Among the crops that the Moors brought with them to southern Spain was the tiger nut. It is widely cultivated near Valencia and is the basis of the refreshing almond-like drink called horchata. Try a glass, with fartons – don't laugh, they're traditional dunking biscuits – for €3 in the extravagantly tiled horchatería Santa Catalina (17) at Plaza Santa Catalina 6 (00 34 96 391 23 79).
The terraced bars of the Plaza de la Virgen (13) are an ideal spot for an Agua de Valencia (€4.50). The so-called "water" is actually a blend of cava, gin, vodka and the juice of Valencian oranges.
Dining with the locals
Restaurante Navarro (18) at Arzobispo Mayoral 5 (00 34 96 352 96 23; restaurante navarro.com) provides high-quality Valencian cuisine, including paella valenciana – with rabbit and chicken – and the seafood version paella de marisco. A meal for two with wine costs around €60.

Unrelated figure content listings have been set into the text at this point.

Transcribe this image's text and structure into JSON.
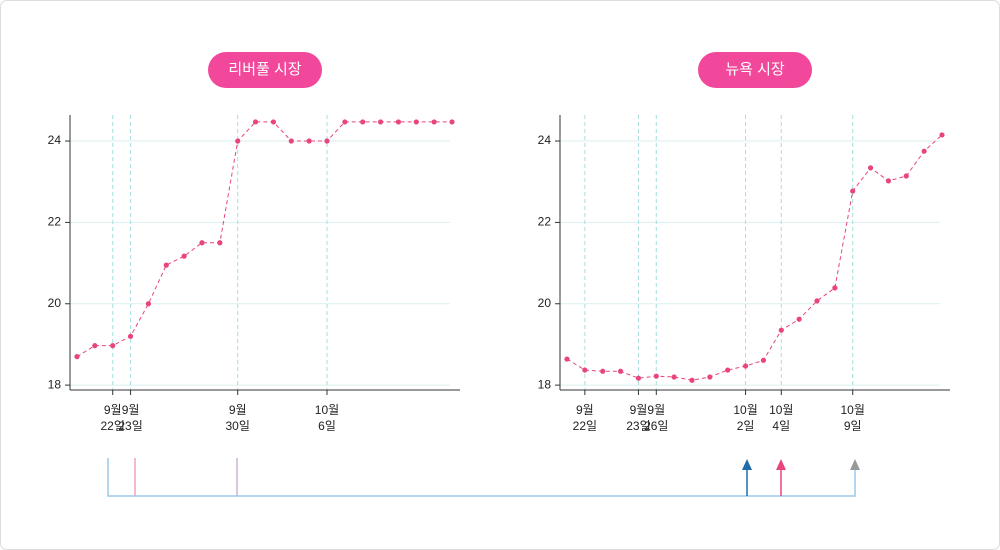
{
  "chart_data": [
    {
      "type": "line",
      "title": "리버풀 시장",
      "color": "#e8457f",
      "categories": [
        null,
        null,
        "9월\n22일",
        "9월\n23일",
        null,
        null,
        null,
        null,
        null,
        "9월\n30일",
        null,
        null,
        null,
        null,
        "10월\n6일",
        null,
        null,
        null,
        null,
        null,
        null,
        null
      ],
      "values": [
        18.7,
        18.97,
        18.97,
        19.2,
        20.0,
        20.95,
        21.17,
        21.5,
        21.5,
        24.0,
        24.47,
        24.47,
        24.0,
        24.0,
        24.0,
        24.47,
        24.47,
        24.47,
        24.47,
        24.47,
        24.47,
        24.47
      ],
      "ylim": [
        17.88,
        24.64
      ],
      "yticks": [
        18,
        20,
        22,
        24
      ],
      "grid": true
    },
    {
      "type": "line",
      "title": "뉴욕 시장",
      "color": "#e8457f",
      "categories": [
        null,
        "9월\n22일",
        null,
        null,
        "9월\n23일",
        "9월\n26일",
        null,
        null,
        null,
        null,
        "10월\n2일",
        null,
        "10월\n4일",
        null,
        null,
        null,
        "10월\n9일",
        null,
        null,
        null,
        null,
        null
      ],
      "values": [
        18.64,
        18.37,
        18.34,
        18.34,
        18.17,
        18.22,
        18.2,
        18.12,
        18.2,
        18.37,
        18.47,
        18.61,
        19.35,
        19.62,
        20.07,
        20.39,
        22.77,
        23.34,
        23.02,
        23.14,
        23.75,
        24.15
      ],
      "ylim": [
        17.88,
        24.64
      ],
      "yticks": [
        18,
        20,
        22,
        24
      ],
      "grid": true
    }
  ]
}
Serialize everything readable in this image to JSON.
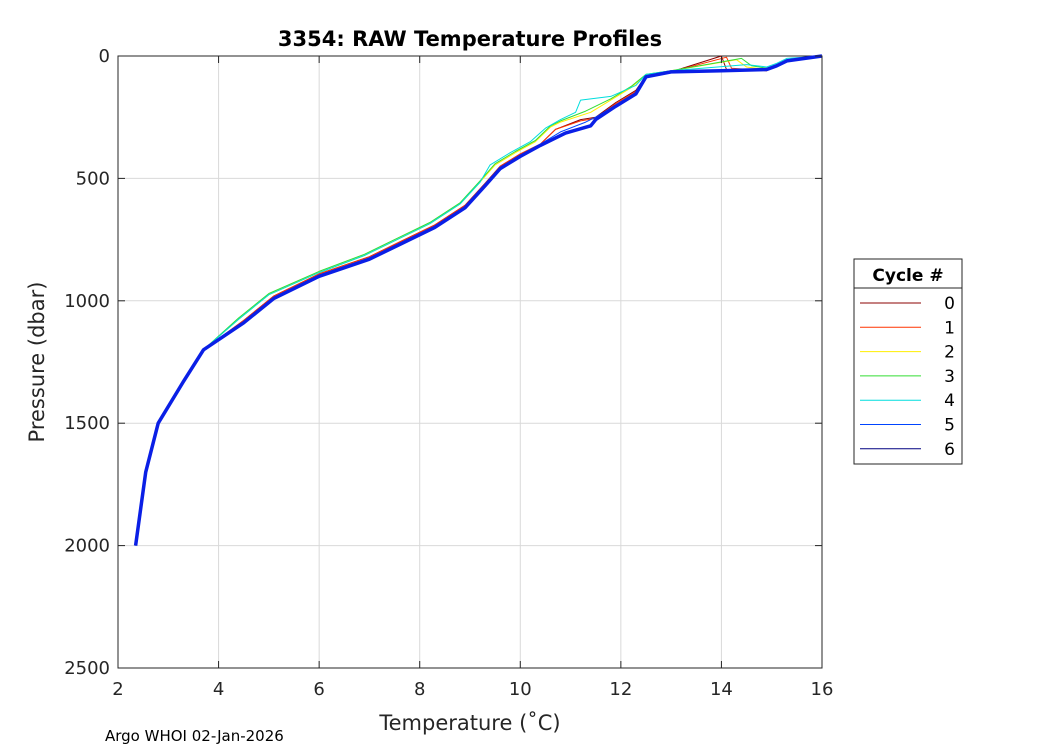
{
  "chart_data": {
    "type": "line",
    "title": "3354: RAW Temperature Profiles",
    "xlabel": "Temperature (˚C)",
    "ylabel": "Pressure (dbar)",
    "xlim": [
      2,
      16
    ],
    "ylim": [
      0,
      2500
    ],
    "y_reversed": true,
    "grid": true,
    "x_ticks": [
      "2",
      "4",
      "6",
      "8",
      "10",
      "12",
      "14",
      "16"
    ],
    "y_ticks": [
      "0",
      "500",
      "1000",
      "1500",
      "2000",
      "2500"
    ],
    "legend": {
      "title": "Cycle #",
      "placement": "outside-right"
    },
    "series": [
      {
        "name": "0",
        "color": "#8b0000",
        "x": [
          16.0,
          15.3,
          15.1,
          14.9,
          14.1,
          14.0,
          13.0,
          12.5,
          12.3,
          11.9,
          11.5,
          11.2,
          10.7,
          10.4,
          10.0,
          9.6,
          9.3,
          8.9,
          8.3,
          7.6,
          7.0,
          6.0,
          5.1,
          4.5,
          3.7,
          3.3,
          2.8,
          2.55,
          2.35
        ],
        "y": [
          0,
          20,
          40,
          60,
          55,
          0,
          65,
          80,
          140,
          190,
          250,
          260,
          300,
          360,
          400,
          450,
          520,
          610,
          690,
          760,
          820,
          890,
          980,
          1080,
          1200,
          1330,
          1500,
          1700,
          2000
        ]
      },
      {
        "name": "1",
        "color": "#ff3300",
        "x": [
          16.0,
          15.3,
          15.1,
          14.9,
          14.2,
          14.1,
          13.0,
          12.5,
          12.3,
          11.9,
          11.5,
          11.2,
          10.7,
          10.4,
          10.0,
          9.6,
          9.3,
          8.9,
          8.3,
          7.6,
          7.0,
          6.0,
          5.1,
          4.5,
          3.7,
          3.3,
          2.8,
          2.55,
          2.35
        ],
        "y": [
          0,
          20,
          40,
          60,
          50,
          5,
          65,
          80,
          145,
          195,
          255,
          265,
          300,
          360,
          400,
          450,
          520,
          610,
          690,
          760,
          820,
          890,
          980,
          1080,
          1200,
          1330,
          1500,
          1700,
          2000
        ]
      },
      {
        "name": "2",
        "color": "#ffee00",
        "x": [
          16.0,
          15.3,
          15.1,
          14.9,
          14.5,
          14.3,
          13.0,
          12.5,
          12.2,
          11.8,
          11.4,
          10.8,
          10.6,
          10.3,
          9.9,
          9.5,
          9.2,
          8.8,
          8.2,
          7.5,
          6.9,
          6.0,
          5.0,
          4.4,
          3.7,
          3.3,
          2.8,
          2.55,
          2.35
        ],
        "y": [
          0,
          20,
          40,
          55,
          45,
          15,
          60,
          75,
          130,
          180,
          230,
          270,
          290,
          350,
          395,
          445,
          515,
          605,
          685,
          755,
          815,
          885,
          975,
          1075,
          1200,
          1330,
          1500,
          1700,
          2000
        ]
      },
      {
        "name": "3",
        "color": "#33dd33",
        "x": [
          16.0,
          15.3,
          15.1,
          14.9,
          14.6,
          14.4,
          13.0,
          12.5,
          12.2,
          11.8,
          11.3,
          10.8,
          10.6,
          10.3,
          9.9,
          9.5,
          9.2,
          8.8,
          8.2,
          7.5,
          6.9,
          6.0,
          5.0,
          4.4,
          3.7,
          3.3,
          2.8,
          2.55,
          2.35
        ],
        "y": [
          0,
          15,
          35,
          50,
          40,
          10,
          60,
          75,
          125,
          175,
          225,
          265,
          285,
          345,
          390,
          440,
          510,
          600,
          680,
          750,
          810,
          880,
          970,
          1070,
          1200,
          1330,
          1500,
          1700,
          2000
        ]
      },
      {
        "name": "4",
        "color": "#00dddd",
        "x": [
          16.0,
          15.3,
          15.1,
          14.9,
          14.5,
          13.0,
          12.5,
          12.3,
          11.8,
          11.2,
          11.1,
          10.8,
          10.5,
          10.2,
          9.8,
          9.4,
          9.2,
          8.8,
          8.2,
          7.5,
          6.9,
          6.0,
          5.0,
          4.4,
          3.7,
          3.3,
          2.8,
          2.55,
          2.35
        ],
        "y": [
          0,
          10,
          30,
          45,
          35,
          60,
          75,
          120,
          165,
          180,
          230,
          260,
          295,
          350,
          395,
          445,
          515,
          605,
          685,
          755,
          815,
          885,
          975,
          1075,
          1200,
          1330,
          1500,
          1700,
          2000
        ]
      },
      {
        "name": "5",
        "color": "#0044ff",
        "x": [
          16.0,
          15.3,
          15.1,
          14.9,
          14.0,
          13.0,
          12.5,
          12.3,
          11.9,
          11.5,
          11.3,
          10.8,
          10.4,
          10.0,
          9.6,
          9.3,
          8.9,
          8.3,
          7.6,
          7.0,
          6.0,
          5.1,
          4.5,
          3.7,
          3.3,
          2.8,
          2.55,
          2.35
        ],
        "y": [
          0,
          20,
          40,
          55,
          60,
          65,
          85,
          150,
          200,
          250,
          270,
          310,
          360,
          405,
          455,
          525,
          615,
          695,
          765,
          825,
          895,
          985,
          1085,
          1200,
          1330,
          1500,
          1700,
          2000
        ]
      },
      {
        "name": "6",
        "color": "#000080",
        "x": [
          16.0,
          15.3,
          15.1,
          14.9,
          14.0,
          13.0,
          12.5,
          12.3,
          11.9,
          11.5,
          11.4,
          10.9,
          10.4,
          10.0,
          9.6,
          9.3,
          8.9,
          8.3,
          7.6,
          7.0,
          6.0,
          5.1,
          4.5,
          3.7,
          3.3,
          2.8,
          2.55,
          2.35
        ],
        "y": [
          0,
          20,
          40,
          55,
          60,
          65,
          85,
          155,
          205,
          260,
          285,
          315,
          365,
          410,
          460,
          530,
          620,
          700,
          770,
          830,
          900,
          990,
          1090,
          1200,
          1330,
          1500,
          1700,
          2000
        ]
      }
    ]
  },
  "footer": {
    "text": "Argo WHOI 02-Jan-2026"
  }
}
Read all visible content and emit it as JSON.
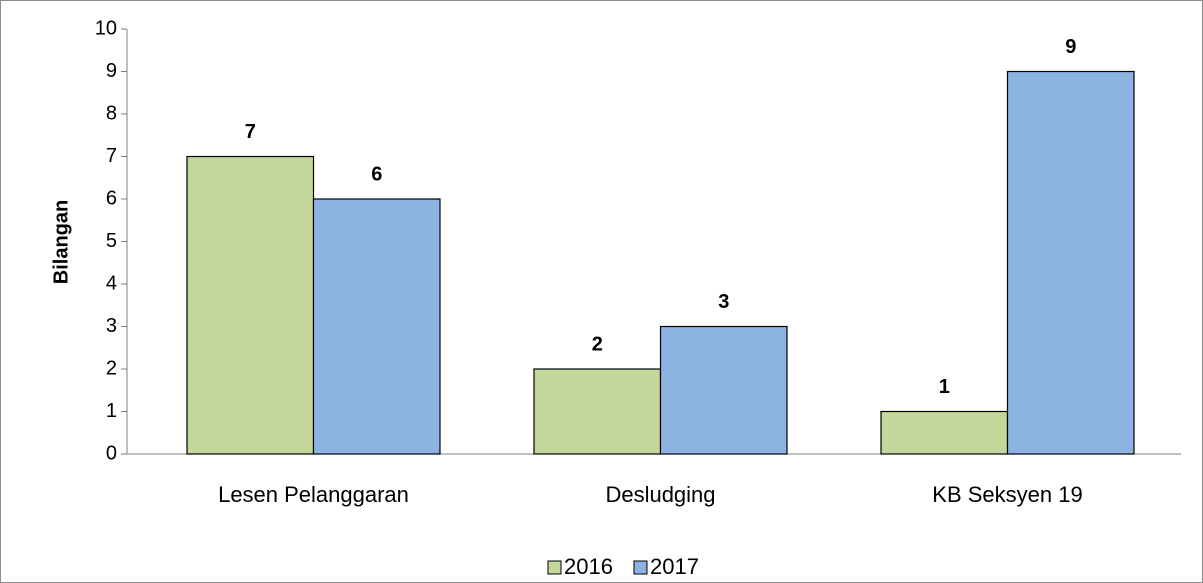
{
  "chart_data": {
    "type": "bar",
    "y_label": "Bilangan",
    "categories": [
      "Lesen Pelanggaran",
      "Desludging",
      "KB Seksyen 19"
    ],
    "series": [
      {
        "name": "2016",
        "color": "#c4d79b",
        "values": [
          7,
          2,
          1
        ]
      },
      {
        "name": "2017",
        "color": "#8db3e2",
        "values": [
          6,
          3,
          9
        ]
      }
    ],
    "ylim": [
      0,
      10
    ],
    "yticks": [
      0,
      1,
      2,
      3,
      4,
      5,
      6,
      7,
      8,
      9,
      10
    ],
    "grid": false,
    "legend": "bottom"
  }
}
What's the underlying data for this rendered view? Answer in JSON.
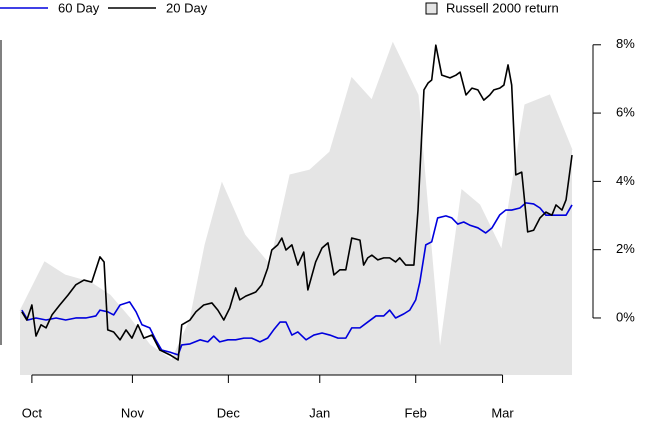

Sunday morning: go to church
The most beautiful and ornate of Valencia's churches, the Basílica de la Virgen de los Desamparados (19) is dedicated to Valencia's patron saint, Our Lady of the Forsaken. Its Baroque interior is crowned by a striking, painted dome. Visiting hours are 7am to 2pm and 4.30 to 9pm daily; Sunday masses hourly, 8.30am to 2.30pm.
Out to brunch
Tapas restaurants are to be found on every corner of the Old Town. The best located is Los Escalones de la Lonja (00 34 963 92 38 88; 8am to midnight daily), next to the imposing walls of the Silk Exchange (11). Grab an outside table and enjoy the classic tapas, which are served quickly and with good humour. Brunch for two with wine will cost around €25.
A walk in the park
Following a disastrous flood in 1957, Valencia undertook the great engineering challenge of diverting its unpredictable river, La Turia, away from the city centre. The original river bed has been given a new life as a 9km-long park and playground for the city. A walk (or bike ride) along it takes in areas shaded by bird-filled trees, fountains, formal gardens, playgrounds and an unusual view of Valencia's historic bridges. Follow it from Puente de las Flores (20) to the contemporary shapes of the City of Arts and Sciences (21).
The City of Arts and Sciences (21) is a daring contrast to the old town's charm. It comprises six buildings, designed by Santiago Calatrava and Felix Candela. The centrepiece is the Prince Felipe Museum of Sciences (00 34 902 100 031; cac.es/museo; €8, 10am- 7pm, to 9pm in summer). The lobed structure of The Oceanographic, inspired by a water lily, houses Europe's largest aquarium, whose 45,000 residents range from penguins, dolphins and a truly huge giant spider crab (€27.90; 10am to 8pm daily, to midnight in summer; 00 34 902 100 031, cac.es/oceanografic).